Note that Obama addressed directly markers of the culture war, not political differences: Democrats worship God, Republicans want free speech, Democrats do family activities like Little League, Republicans know gays.   He was observing similarity despite supposed typecasting.

Obama was lumping, not dividing.

This blog got vigorous negative feedback via Facebook when it advised Democrats to refocus on the unifying message of economic justice and access to the middle class and to turn away from identity politics.   Steve Bannon was chortling that Democrats could easily be goaded into keeping the race issue front and center, and that it was a big loser for Democrats.

I agree that it is a loser for Democrats. It backfires.  It doesn't please the beneficiaries and it actively displeases those accused of privilege and prejudice.  

And yet, simultaneously, racial injustice and discrimination are real and pervasive and Democrats have an obligation to address it.  What to do?  

Democrats need to accept that the only politically viable path toward the goal of equal justice is through relentless lumping, not particularizing grievances.  It is not to deny particular grievances, but it is to recognize that a political focus on grievance creates enemies and does more damage and gain.   It is not complicated: people do not like being accused of being deplorable racists.  Whether there is any truth in the accusation is irrelevant.  Minds of the accused are hardened.

Daniel Sage
Democrats can learn, if they allow themselves.  

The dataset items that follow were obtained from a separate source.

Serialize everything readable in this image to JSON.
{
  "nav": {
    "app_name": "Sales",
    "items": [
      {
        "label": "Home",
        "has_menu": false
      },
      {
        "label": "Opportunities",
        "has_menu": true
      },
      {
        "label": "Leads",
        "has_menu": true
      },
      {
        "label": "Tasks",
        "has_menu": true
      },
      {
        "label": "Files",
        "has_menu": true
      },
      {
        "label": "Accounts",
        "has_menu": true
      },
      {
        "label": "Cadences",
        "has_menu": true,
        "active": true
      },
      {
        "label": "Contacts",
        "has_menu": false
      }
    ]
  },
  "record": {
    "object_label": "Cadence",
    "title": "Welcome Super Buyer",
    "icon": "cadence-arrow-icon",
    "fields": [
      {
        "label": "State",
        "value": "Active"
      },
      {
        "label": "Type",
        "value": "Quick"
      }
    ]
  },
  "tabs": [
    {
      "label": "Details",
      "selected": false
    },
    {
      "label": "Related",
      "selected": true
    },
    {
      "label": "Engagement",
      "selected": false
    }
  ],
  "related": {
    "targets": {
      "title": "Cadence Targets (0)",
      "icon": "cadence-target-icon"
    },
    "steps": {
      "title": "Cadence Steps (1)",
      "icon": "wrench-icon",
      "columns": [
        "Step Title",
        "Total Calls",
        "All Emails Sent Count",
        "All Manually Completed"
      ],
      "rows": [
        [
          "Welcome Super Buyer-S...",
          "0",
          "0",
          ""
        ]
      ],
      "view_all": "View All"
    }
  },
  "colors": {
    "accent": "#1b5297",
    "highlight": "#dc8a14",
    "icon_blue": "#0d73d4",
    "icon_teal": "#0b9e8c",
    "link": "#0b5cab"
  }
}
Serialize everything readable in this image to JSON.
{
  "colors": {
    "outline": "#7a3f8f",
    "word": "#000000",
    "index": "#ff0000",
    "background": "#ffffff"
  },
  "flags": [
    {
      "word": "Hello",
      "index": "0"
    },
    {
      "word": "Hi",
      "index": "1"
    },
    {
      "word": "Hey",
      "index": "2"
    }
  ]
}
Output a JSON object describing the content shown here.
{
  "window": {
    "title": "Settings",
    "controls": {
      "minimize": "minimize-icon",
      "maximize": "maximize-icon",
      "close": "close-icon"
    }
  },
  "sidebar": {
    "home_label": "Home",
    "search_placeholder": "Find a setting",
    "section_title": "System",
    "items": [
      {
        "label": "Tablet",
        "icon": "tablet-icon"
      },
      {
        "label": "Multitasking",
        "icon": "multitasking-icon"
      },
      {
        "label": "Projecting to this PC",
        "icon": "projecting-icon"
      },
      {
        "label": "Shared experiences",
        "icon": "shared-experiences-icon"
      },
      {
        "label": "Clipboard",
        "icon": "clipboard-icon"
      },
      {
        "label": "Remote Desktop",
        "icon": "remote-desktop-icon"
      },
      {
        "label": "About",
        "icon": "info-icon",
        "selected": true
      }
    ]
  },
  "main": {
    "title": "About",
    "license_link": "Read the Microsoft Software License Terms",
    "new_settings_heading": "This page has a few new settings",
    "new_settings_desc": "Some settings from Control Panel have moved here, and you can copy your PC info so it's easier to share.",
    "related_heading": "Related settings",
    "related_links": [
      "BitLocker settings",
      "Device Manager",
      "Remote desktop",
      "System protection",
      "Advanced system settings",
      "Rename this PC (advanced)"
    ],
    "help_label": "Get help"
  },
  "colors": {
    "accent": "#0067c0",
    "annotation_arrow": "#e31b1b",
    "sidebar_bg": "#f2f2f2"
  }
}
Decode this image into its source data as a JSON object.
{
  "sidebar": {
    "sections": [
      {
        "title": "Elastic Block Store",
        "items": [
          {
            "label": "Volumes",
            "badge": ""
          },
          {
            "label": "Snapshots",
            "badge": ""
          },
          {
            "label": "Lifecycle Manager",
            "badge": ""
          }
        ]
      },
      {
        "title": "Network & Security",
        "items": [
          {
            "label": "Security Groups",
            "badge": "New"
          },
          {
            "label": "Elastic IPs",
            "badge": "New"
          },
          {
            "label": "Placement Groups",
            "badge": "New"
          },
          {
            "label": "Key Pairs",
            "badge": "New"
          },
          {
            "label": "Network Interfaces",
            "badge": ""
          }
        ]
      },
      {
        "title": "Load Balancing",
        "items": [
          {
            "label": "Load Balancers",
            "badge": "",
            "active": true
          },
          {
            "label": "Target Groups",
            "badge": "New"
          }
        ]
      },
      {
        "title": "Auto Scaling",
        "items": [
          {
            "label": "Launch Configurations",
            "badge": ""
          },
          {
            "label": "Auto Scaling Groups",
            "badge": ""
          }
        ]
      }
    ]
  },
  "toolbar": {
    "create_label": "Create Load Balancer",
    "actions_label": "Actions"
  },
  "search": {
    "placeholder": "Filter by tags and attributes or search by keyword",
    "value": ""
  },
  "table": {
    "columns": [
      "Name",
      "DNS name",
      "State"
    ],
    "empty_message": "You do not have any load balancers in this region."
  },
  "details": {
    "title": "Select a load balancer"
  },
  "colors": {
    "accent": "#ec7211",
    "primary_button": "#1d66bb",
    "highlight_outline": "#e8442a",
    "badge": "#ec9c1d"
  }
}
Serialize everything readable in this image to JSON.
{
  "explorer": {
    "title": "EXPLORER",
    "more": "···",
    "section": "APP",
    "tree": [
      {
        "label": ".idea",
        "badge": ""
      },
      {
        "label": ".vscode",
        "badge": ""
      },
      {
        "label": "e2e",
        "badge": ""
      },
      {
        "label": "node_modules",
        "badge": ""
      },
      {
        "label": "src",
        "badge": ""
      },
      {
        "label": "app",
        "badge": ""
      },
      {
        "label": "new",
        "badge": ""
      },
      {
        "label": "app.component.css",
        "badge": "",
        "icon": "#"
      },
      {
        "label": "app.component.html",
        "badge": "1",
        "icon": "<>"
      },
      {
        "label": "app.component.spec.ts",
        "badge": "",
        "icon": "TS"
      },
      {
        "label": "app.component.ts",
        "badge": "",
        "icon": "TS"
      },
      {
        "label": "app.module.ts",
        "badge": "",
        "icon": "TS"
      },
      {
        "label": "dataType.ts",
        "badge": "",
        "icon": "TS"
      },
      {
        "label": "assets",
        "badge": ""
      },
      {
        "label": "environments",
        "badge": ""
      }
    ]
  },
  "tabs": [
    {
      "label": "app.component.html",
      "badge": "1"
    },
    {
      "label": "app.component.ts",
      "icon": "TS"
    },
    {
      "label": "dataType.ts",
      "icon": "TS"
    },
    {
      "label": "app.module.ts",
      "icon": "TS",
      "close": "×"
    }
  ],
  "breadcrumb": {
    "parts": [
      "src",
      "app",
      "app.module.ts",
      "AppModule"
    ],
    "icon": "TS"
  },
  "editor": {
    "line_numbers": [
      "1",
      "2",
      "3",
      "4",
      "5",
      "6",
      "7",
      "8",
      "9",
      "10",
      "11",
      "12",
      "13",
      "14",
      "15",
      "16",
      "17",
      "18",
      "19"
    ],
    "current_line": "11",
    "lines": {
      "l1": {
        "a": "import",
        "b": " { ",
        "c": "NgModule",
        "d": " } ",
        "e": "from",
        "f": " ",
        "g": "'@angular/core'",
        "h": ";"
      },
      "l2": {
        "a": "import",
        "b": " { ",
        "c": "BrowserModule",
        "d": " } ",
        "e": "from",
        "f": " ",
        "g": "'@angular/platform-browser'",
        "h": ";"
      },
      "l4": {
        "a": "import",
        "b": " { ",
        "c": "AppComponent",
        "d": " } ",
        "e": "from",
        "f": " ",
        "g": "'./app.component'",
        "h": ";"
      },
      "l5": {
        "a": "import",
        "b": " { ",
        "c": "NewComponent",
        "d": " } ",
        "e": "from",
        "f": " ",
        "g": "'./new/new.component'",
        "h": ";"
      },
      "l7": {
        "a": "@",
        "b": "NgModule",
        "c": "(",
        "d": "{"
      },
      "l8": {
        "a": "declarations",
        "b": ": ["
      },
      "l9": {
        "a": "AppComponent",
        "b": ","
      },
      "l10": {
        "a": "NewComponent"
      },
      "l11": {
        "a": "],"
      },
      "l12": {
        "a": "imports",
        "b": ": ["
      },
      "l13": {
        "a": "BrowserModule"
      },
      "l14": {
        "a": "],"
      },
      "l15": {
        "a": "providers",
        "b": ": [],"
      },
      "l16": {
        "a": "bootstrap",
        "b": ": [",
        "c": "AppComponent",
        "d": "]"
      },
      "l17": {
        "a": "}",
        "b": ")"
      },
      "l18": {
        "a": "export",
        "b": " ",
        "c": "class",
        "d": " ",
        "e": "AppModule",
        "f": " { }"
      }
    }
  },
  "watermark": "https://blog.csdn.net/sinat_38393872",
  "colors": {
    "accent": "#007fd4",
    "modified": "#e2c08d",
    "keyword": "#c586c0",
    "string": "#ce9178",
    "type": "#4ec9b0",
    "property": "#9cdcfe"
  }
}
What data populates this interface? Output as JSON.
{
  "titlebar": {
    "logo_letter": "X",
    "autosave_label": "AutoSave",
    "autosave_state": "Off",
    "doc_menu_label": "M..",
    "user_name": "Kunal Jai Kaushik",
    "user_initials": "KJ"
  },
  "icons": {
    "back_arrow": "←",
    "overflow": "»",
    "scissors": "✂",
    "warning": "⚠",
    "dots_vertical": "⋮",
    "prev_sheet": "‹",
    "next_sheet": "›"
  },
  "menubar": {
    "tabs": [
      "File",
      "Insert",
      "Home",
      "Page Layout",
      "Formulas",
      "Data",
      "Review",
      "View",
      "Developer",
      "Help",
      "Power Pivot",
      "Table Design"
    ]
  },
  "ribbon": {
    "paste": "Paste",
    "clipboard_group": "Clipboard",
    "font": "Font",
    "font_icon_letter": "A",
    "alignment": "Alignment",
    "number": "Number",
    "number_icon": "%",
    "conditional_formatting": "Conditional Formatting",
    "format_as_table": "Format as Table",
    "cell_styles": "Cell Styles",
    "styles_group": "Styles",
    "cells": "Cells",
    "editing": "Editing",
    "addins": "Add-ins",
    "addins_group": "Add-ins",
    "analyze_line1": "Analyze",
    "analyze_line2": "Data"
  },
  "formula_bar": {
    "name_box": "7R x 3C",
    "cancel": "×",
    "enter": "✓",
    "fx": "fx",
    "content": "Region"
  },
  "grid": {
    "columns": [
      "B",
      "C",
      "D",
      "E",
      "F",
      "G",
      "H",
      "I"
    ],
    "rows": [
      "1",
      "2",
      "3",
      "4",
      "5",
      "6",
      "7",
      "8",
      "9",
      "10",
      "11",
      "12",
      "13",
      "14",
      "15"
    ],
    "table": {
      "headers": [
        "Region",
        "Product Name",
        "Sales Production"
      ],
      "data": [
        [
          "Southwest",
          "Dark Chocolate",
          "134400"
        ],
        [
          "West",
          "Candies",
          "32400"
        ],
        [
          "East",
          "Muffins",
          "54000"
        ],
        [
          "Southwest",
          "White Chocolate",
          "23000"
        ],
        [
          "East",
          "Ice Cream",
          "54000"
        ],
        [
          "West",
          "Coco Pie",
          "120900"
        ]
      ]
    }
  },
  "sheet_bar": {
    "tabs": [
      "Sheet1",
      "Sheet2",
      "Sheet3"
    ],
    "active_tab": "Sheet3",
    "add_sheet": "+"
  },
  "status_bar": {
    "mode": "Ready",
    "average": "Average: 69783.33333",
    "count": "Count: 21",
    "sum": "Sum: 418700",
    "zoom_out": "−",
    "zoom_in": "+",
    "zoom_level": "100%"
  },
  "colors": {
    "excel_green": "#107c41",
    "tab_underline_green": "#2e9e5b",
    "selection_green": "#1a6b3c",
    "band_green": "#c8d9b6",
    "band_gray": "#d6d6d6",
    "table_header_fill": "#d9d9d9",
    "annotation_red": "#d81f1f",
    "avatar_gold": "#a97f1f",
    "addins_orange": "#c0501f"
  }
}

I cite a lesson from my uncle, the late Daniel Sage.  He had a long distinguished career as an educator of children with special needs, both in the trenches of direct service early in his career, and then for decades as a university professor of education, specializing on special education.  He said that the first half of his career was spent attempting to diagnose, describe, isolate, and treat the various forms of disability that required special education.  Then, he said, he spent the second half of his career trying to undo the damage he and others like him caused by focusing on diagnosis, description and particularizing of disability.  Instead, mainstream kids he said.  Treat them as much as possible like everyone else. Don't look at what makes them different; just focus on what makes them the same. The best strategy in an imperfect world is to lump them in with everyone else in the same classroom.

This is--or should be--a period of reflection for Democrats.  Republicans control the government because they won elections.   It is OK for Democrats to decide some of their policies were wrong.  There is no shame in changing.  

Democrats, particularly in the 2016 campaign under Hillary, particularized racial, ethnic, religious, gender, sexual orientation grievance.  Democrats can accept that the grievance is real--acknowledge and affirm it-- and then assert a new way to mitigate and end it, by refocusing not on the grievance but on the unity of both the offended and offender.  The offenders aren't deplorable.  They are fellow Americans.  

People resist being scolded but the culture can change via unifying institutions and reminders of shared interests and values.  Cultural change will be slow, but will go faster under calls to unity, Democrats coaching Little League, Republicans with gay friends.

Equality is a national value, celebrated sometimes more than observed, but still a value memorized by schoolchildren.  The Democratic goal has the weight of law and tradition, and Lincoln's addition of equality as a central, unifying principle, that we are a people dedicated to the proposition that all men are created equal. 

Lincoln did not particularize the grievance or assert that only one side was right.  He called for a shared and unifying goal.  Democrats today need to do the same.  Lump.  






1 comment:

Rick Millward said...

Interesting distinction; I would only caution that much of Republican/regressive cultural values run counter to Progressive ideals, in particular patriarchal treatment of women and children, and a caste view of society that rationalizes discrimination. This leads to disdain for participation trophies and forced prayer in schools. Democrats should tread lightly when entering this territory, it's easy to become co-opted. Accommodating regressives leads to a Trump.

Calls for unification ring hollow when the underlying motive is to maintain a dysfunctional order.